The student body selected the phoenix as the official school mascot at the end of the 2014-2015 school year. Work on the formation of the mascot began early in the 2014-2015 school year with former principal Dr.Tamy Smalskas and the student-led Senior Class Officer organization. A committee consisting of students, administration, teachers, parents, and faculty members helped curate ideas for mascots.

At the Irving ISD high school graduation ceremony of the 2014–15 school year, student committee member, and member of the Senior Class Officers, Elisha Lucero gave a speech introducing the new mascot to the district and community.

===Design===
Designed by Powell/PSP Architects, the school is embedded into a hillside, which enabled at-grade access to each of the building's three stories.
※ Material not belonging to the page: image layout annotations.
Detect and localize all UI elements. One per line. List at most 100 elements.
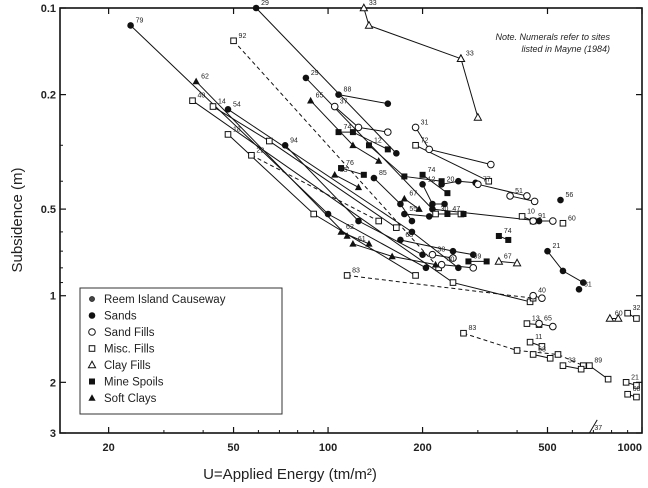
site-label: 40 bbox=[447, 257, 455, 264]
y-axis-title: Subsidence (m) bbox=[9, 167, 26, 272]
data-point bbox=[307, 97, 314, 104]
data-point bbox=[555, 352, 561, 358]
data-point bbox=[465, 258, 471, 264]
site-label: 92 bbox=[239, 33, 247, 40]
site-label: 33 bbox=[369, 0, 377, 7]
series-line bbox=[335, 175, 359, 188]
data-point bbox=[547, 355, 553, 361]
site-label: 65 bbox=[544, 316, 552, 323]
site-label: 83 bbox=[352, 267, 360, 274]
legend-marker bbox=[89, 329, 96, 336]
site-label: 74 bbox=[504, 228, 512, 235]
y-tick-label: 0.1 bbox=[41, 3, 56, 15]
data-point bbox=[303, 75, 310, 82]
legend-marker bbox=[89, 312, 96, 319]
data-point bbox=[335, 91, 342, 98]
data-point bbox=[433, 211, 439, 217]
site-label: 29 bbox=[261, 0, 269, 7]
legend-marker bbox=[89, 346, 95, 352]
series-line bbox=[256, 8, 396, 153]
x-tick-label: 20 bbox=[103, 442, 115, 454]
data-point bbox=[578, 366, 584, 372]
legend-label: Mine Spoils bbox=[104, 377, 164, 389]
y-tick-label: 1 bbox=[50, 291, 56, 303]
data-point bbox=[282, 142, 289, 149]
site-label: 94 bbox=[290, 137, 298, 144]
site-label: 20 bbox=[447, 176, 455, 183]
data-point bbox=[495, 258, 502, 265]
data-point bbox=[550, 218, 557, 225]
site-label: 22 bbox=[256, 147, 264, 154]
data-point bbox=[587, 363, 593, 369]
site-label: 79 bbox=[136, 17, 144, 24]
data-point bbox=[576, 286, 583, 293]
data-point bbox=[225, 106, 232, 113]
data-point bbox=[331, 103, 338, 110]
series-line bbox=[416, 127, 491, 164]
data-point bbox=[557, 197, 564, 204]
site-label: 76 bbox=[346, 160, 354, 167]
data-point bbox=[249, 152, 255, 158]
data-point bbox=[524, 321, 530, 327]
site-label: 21 bbox=[631, 374, 639, 381]
site-label: 12 bbox=[374, 137, 382, 144]
data-point bbox=[560, 363, 566, 369]
site-label: 91 bbox=[538, 213, 546, 220]
data-point bbox=[450, 248, 457, 255]
legend-label: Clay Fills bbox=[104, 360, 151, 372]
site-label: 37 bbox=[594, 425, 602, 432]
site-label: 40 bbox=[538, 288, 546, 295]
legend-label: Sands bbox=[104, 311, 137, 323]
data-point bbox=[267, 138, 273, 144]
data-point bbox=[550, 323, 557, 330]
data-point bbox=[455, 265, 462, 272]
data-point bbox=[423, 265, 430, 272]
data-point bbox=[376, 218, 382, 224]
data-point bbox=[474, 114, 481, 121]
data-point bbox=[365, 240, 372, 247]
series-line bbox=[547, 251, 583, 282]
data-point bbox=[625, 391, 631, 397]
site-label: 11 bbox=[535, 334, 542, 341]
data-point bbox=[450, 280, 456, 286]
series-line bbox=[364, 8, 461, 59]
site-label: 31 bbox=[421, 119, 429, 126]
data-point bbox=[336, 129, 342, 135]
data-point bbox=[625, 310, 631, 316]
data-point bbox=[361, 172, 367, 178]
data-point bbox=[397, 237, 404, 244]
data-point bbox=[409, 218, 416, 225]
data-point bbox=[193, 78, 200, 85]
y-tick-label: 0.5 bbox=[41, 204, 56, 216]
data-point bbox=[401, 211, 408, 218]
data-point bbox=[524, 193, 531, 200]
site-label: 14 bbox=[218, 99, 226, 106]
site-label: 88 bbox=[344, 87, 352, 94]
data-point bbox=[420, 172, 426, 178]
data-point bbox=[429, 251, 436, 258]
data-point bbox=[344, 273, 350, 279]
data-point bbox=[475, 181, 482, 188]
data-point bbox=[331, 171, 338, 178]
site-label: 29 bbox=[311, 70, 319, 77]
site-label: 55 bbox=[409, 206, 417, 213]
site-label: 62 bbox=[346, 224, 354, 231]
site-label: 54 bbox=[233, 101, 241, 108]
data-point bbox=[393, 150, 400, 157]
x-tick-label: 50 bbox=[227, 442, 239, 454]
site-label: 85 bbox=[379, 170, 387, 177]
legend-label: Misc. Fills bbox=[104, 344, 155, 356]
data-point bbox=[325, 211, 332, 218]
data-point bbox=[539, 295, 546, 302]
data-point bbox=[460, 211, 466, 217]
data-point bbox=[438, 181, 445, 188]
data-point bbox=[413, 273, 419, 279]
data-point bbox=[560, 268, 567, 275]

The building is organized around "Main Street", a mall-like circulation spine with abundant natural light and a 3-story atrium, with direct access to a food court and other fully functioning "real world" facilities in which students from a related Academy could work and study, including medical and dental clinics, a municipal courtroom, and a retail store for students. Planned but never built was a daycare center. The school was designed to accommodate the District's new policy, which was first implemented here, of providing every student with a laptop computer.

===Awards===
Its advanced design was recognized with several awards: the 2004 CEFPI James D. MacConnell Award for Excellence in Design (finalist), Walter Taylor Architecture Award Outstanding Educational Environment - 2003, American Institute of Architects / American Association of School Administrators / CEFPI; Project of Distinction Award - 2002, CEFPI; Design Award / School Architecture Exhibit - 2002, Texas Association of School Boards / Texas Association of School Administrators; Impact on Learning Award - 2002 School Planning & Management / CEFPI.